Since there were two internal unions in this factory to represent workers, I stopped entertaining the external union leader, and suggested two internal unions to absorb its members. It was a clear message that we will take care of our people internally, without getting influenced by external non-stakeholders. The idea got implemented smoothly with the help of internal unions.

Thereafter, I invited both the unions to prepare a common ‘charter of demands’ so that we could conclude the pending settlement collectively at a faster pace. I started preparing a public sentiment towards it. I talked and cajoled individual leaders into accepting this idea. But bringing two unions on the same platform was not an easy job, because of their ego and some vested interests. It was taking time, but my open-minded intent and communication was getting a positive place in the minds of workers, in general. Workers were already apathetic towards previous IR scenarios and managerial mishandlings. I was getting the public pulse in tune with my thinking.

Unions were taking their own time to conclude their common agenda. The public was getting bored with the indecisiveness of the unions. I talked to some opinion makers separately, and without any agreement with any union, announced the increase in wages in tune with and along the lines of the previous agreements. The expectations of the public, in general, were met. Some leaders of these unions got agitated and called for a strike. The strike got no major support from the public, and got withdrawn.

This led to tremendous confidence building of workers, in general, towards the management, and a neutrality towards unwarranted politicisation of trade unionism. I spent more than six years thereafter in that factory with complete industrial piece and productivity.

My take-away from this place was my confidence in genuine proactive measures. People, in general, receive your intent well and support its genuineness. People do not appreciate unethical games played by any one. Though, majority of the people prefer to stay away from being vocal against such activities. They support fairness and fair cause wholeheartedly, but implicitly, because by natural construction, the majority of the people avoid being loudly expressive. The recent move of the Indian Government on demonetisation is a classic example of such a public expression, where people in general suffered a lot but supported the move extensively.

Now, the question arises as to why most of the employers or seniors shy away, in person or policy, from appreciating the employees openly? The most compelling reason is the personal nature of the bosses. Eventually, the personal nature of the super boss percolates down across the organisation. Arrogant, authoritarian, task-oriented, humble, caring, relationship-oriented bosses do subconsciously end up developing the team in a similar way. Most of the subordinates learn to imitate the boss, just like children do their parents.

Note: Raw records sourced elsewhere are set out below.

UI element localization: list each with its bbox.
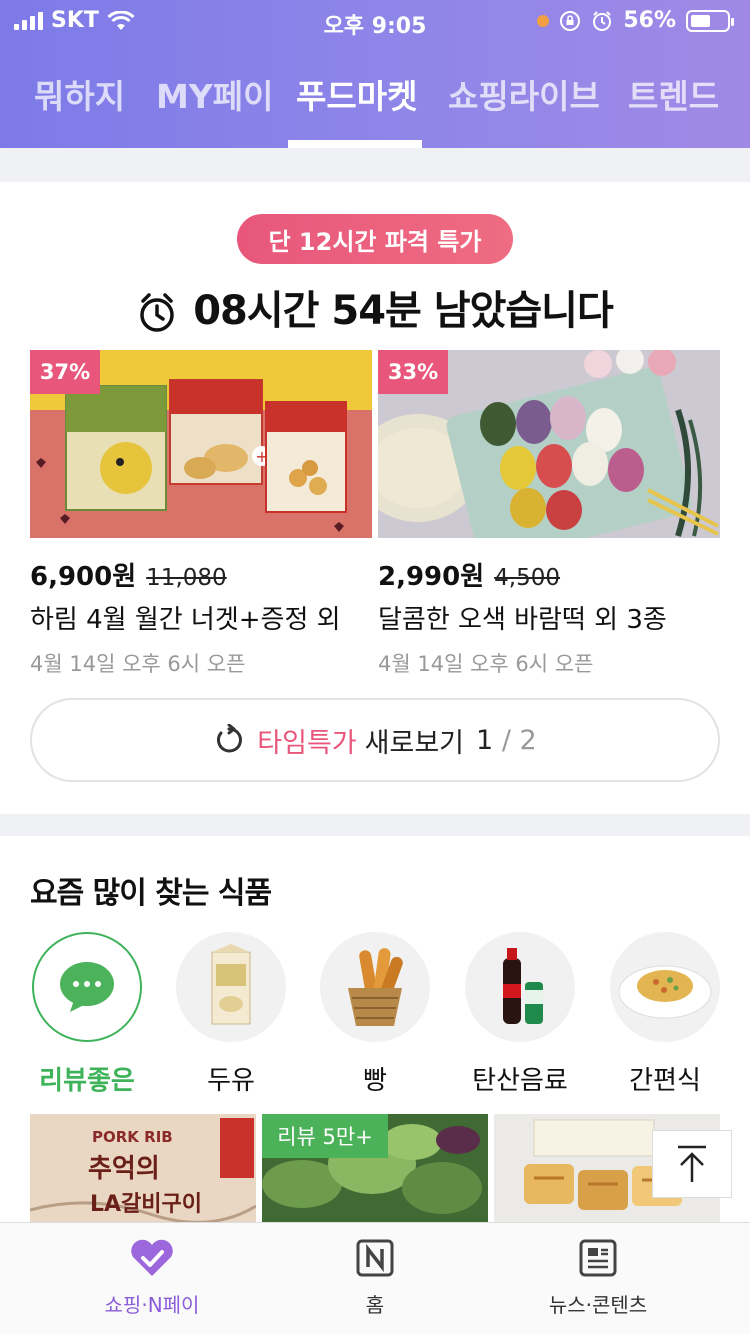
recording-dot-icon [537, 14, 550, 27]
sale-price: 2,990원 [378, 562, 485, 592]
product-thumbnails: PORK RIB 추억의 LA갈비구이 리뷰 5만+ [0, 1114, 750, 1224]
page-separator: / [501, 724, 511, 756]
battery-icon [686, 9, 734, 32]
category-soda[interactable]: 탄산음료 [465, 932, 575, 1097]
naver-n-icon [356, 1239, 394, 1277]
app-header: SKT 오후 9:05 56% 뭐하지 MY페이 푸드마켓 쇼핑라이브 트렌드 [0, 0, 750, 148]
category-label: 리뷰좋은 [39, 1066, 135, 1096]
category-review-good[interactable]: 리뷰좋은 [32, 932, 142, 1097]
fried-rice-plate-icon [618, 965, 712, 1019]
tab-my-pay[interactable]: MY페이 [156, 70, 273, 118]
original-price: 4,500 [494, 565, 561, 591]
soda-bottle-icon [503, 948, 543, 1024]
category-convenience-food[interactable]: 간편식 [610, 932, 720, 1097]
price-row: 2,990원 4,500 [378, 556, 720, 593]
review-count-badge: 리뷰 5만+ [262, 1114, 388, 1158]
category-circle [320, 932, 430, 1042]
time-deal-section: 단 12시간 파격 특가 08시간 54분 남았습니다 + 37% 6,900원… [0, 182, 750, 814]
time-deal-refresh-button[interactable]: 타임특가 새로보기 1 / 2 [30, 698, 720, 782]
alarm-icon [593, 10, 612, 31]
thumb-text-1: PORK RIB [92, 1128, 173, 1146]
refresh-label: 새로보기 [364, 727, 465, 759]
bottom-navigation: 쇼핑·N페이 홈 뉴스·콘텐츠 [0, 1222, 750, 1334]
category-label: 간편식 [629, 1066, 701, 1096]
product-name[interactable]: 하림 4월 월간 너겟+증정 외 [30, 599, 372, 636]
category-label: 두유 [207, 1066, 255, 1096]
product-name[interactable]: 달콤한 오색 바람떡 외 3종 [378, 599, 720, 636]
section-title: 요즘 많이 찾는 식품 [30, 876, 272, 911]
nav-news-contents[interactable]: 뉴스·콘텐츠 [498, 1233, 698, 1318]
sale-price: 6,900원 [30, 562, 137, 592]
battery-level-fill [691, 14, 710, 27]
soy-milk-carton-icon [211, 944, 251, 1025]
discount-badge: 37% [30, 350, 100, 394]
product-image-nuggets[interactable]: + 37% [30, 350, 372, 538]
nav-shopping-npay[interactable]: 쇼핑·N페이 [52, 1233, 252, 1318]
refresh-highlight: 타임특가 [257, 727, 357, 759]
product-thumb-vegetables[interactable]: 리뷰 5만+ [262, 1114, 488, 1224]
category-circle [610, 932, 720, 1042]
category-soy-milk[interactable]: 두유 [176, 932, 286, 1097]
category-bread[interactable]: 빵 [320, 932, 430, 1097]
battery-percent: 56% [623, 8, 676, 33]
original-price: 11,080 [146, 565, 227, 591]
category-label: 탄산음료 [472, 1066, 568, 1096]
open-time: 4월 14일 오후 6시 오픈 [30, 652, 246, 676]
chat-bubble-icon [60, 962, 114, 1012]
newspaper-icon [579, 1239, 617, 1277]
refresh-icon [217, 724, 243, 753]
tab-mwohaji[interactable]: 뭐하지 [34, 70, 125, 118]
nav-label: 뉴스·콘텐츠 [548, 1293, 648, 1317]
discount-badge: 33% [378, 350, 448, 394]
tab-trend[interactable]: 트렌드 [628, 70, 719, 118]
price-row: 6,900원 11,080 [30, 556, 372, 593]
heart-check-icon [131, 1239, 173, 1276]
thumb-text-2: 추억의 [88, 1154, 160, 1184]
deal-product-card[interactable]: 33% 2,990원 4,500 달콤한 오색 바람떡 외 3종 4월 14일 … [378, 350, 720, 678]
page-current: 1 [476, 724, 494, 756]
scroll-to-top-button[interactable] [652, 1130, 732, 1198]
deal-product-card[interactable]: + 37% 6,900원 11,080 하림 4월 월간 너겟+증정 외 4월 … [30, 350, 372, 678]
arrow-up-icon [678, 1145, 706, 1182]
status-right: 56% [537, 8, 734, 33]
page-total: 2 [519, 724, 537, 756]
deal-badge: 단 12시간 파격 특가 [237, 214, 513, 264]
rotation-lock-icon [560, 10, 581, 31]
open-time: 4월 14일 오후 6시 오픈 [378, 652, 594, 676]
top-tabs: 뭐하지 MY페이 푸드마켓 쇼핑라이브 트렌드 [0, 60, 750, 148]
nav-home[interactable]: 홈 [275, 1233, 475, 1318]
product-image-rice-cake[interactable]: 33% [378, 350, 720, 538]
active-tab-indicator [288, 140, 422, 148]
countdown-text: 08시간 54분 남았습니다 [193, 288, 614, 334]
category-circle [465, 932, 575, 1042]
alarm-clock-icon [140, 293, 174, 332]
countdown-heading: 08시간 54분 남았습니다 [0, 278, 750, 336]
status-bar: SKT 오후 9:05 56% [0, 0, 750, 42]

Imitating is a habit we learn subconsciously from our seniors at work and in the society. In social learning theory, Albert Bandura (1961) who conducted the Bobo doll experiment, agrees that the behaviour is learned from the environment through the process of observational learning —attention, retention, reproduction and motivation. These mental factors mediate (intervene) in the learning process to determine whether a new response is acquired. An aware and alert person finds out the positive devices to keep himself receptive, proactive and encouraging towards appreciation in every situation.

Sometimes, there is a conflict between the style of boss and subordinate, but the ‘boss is always right’. The subordinate has no choice but to accommodate. However, appreciation in any way lends positivity and encouragement to the working environment. Believe me! Come what may, if you appreciate others by heart, they will reciprocate wholeheartedly, of course sooner or later. That is the key of penetrating success into all kinds of relationships, be it home or industry.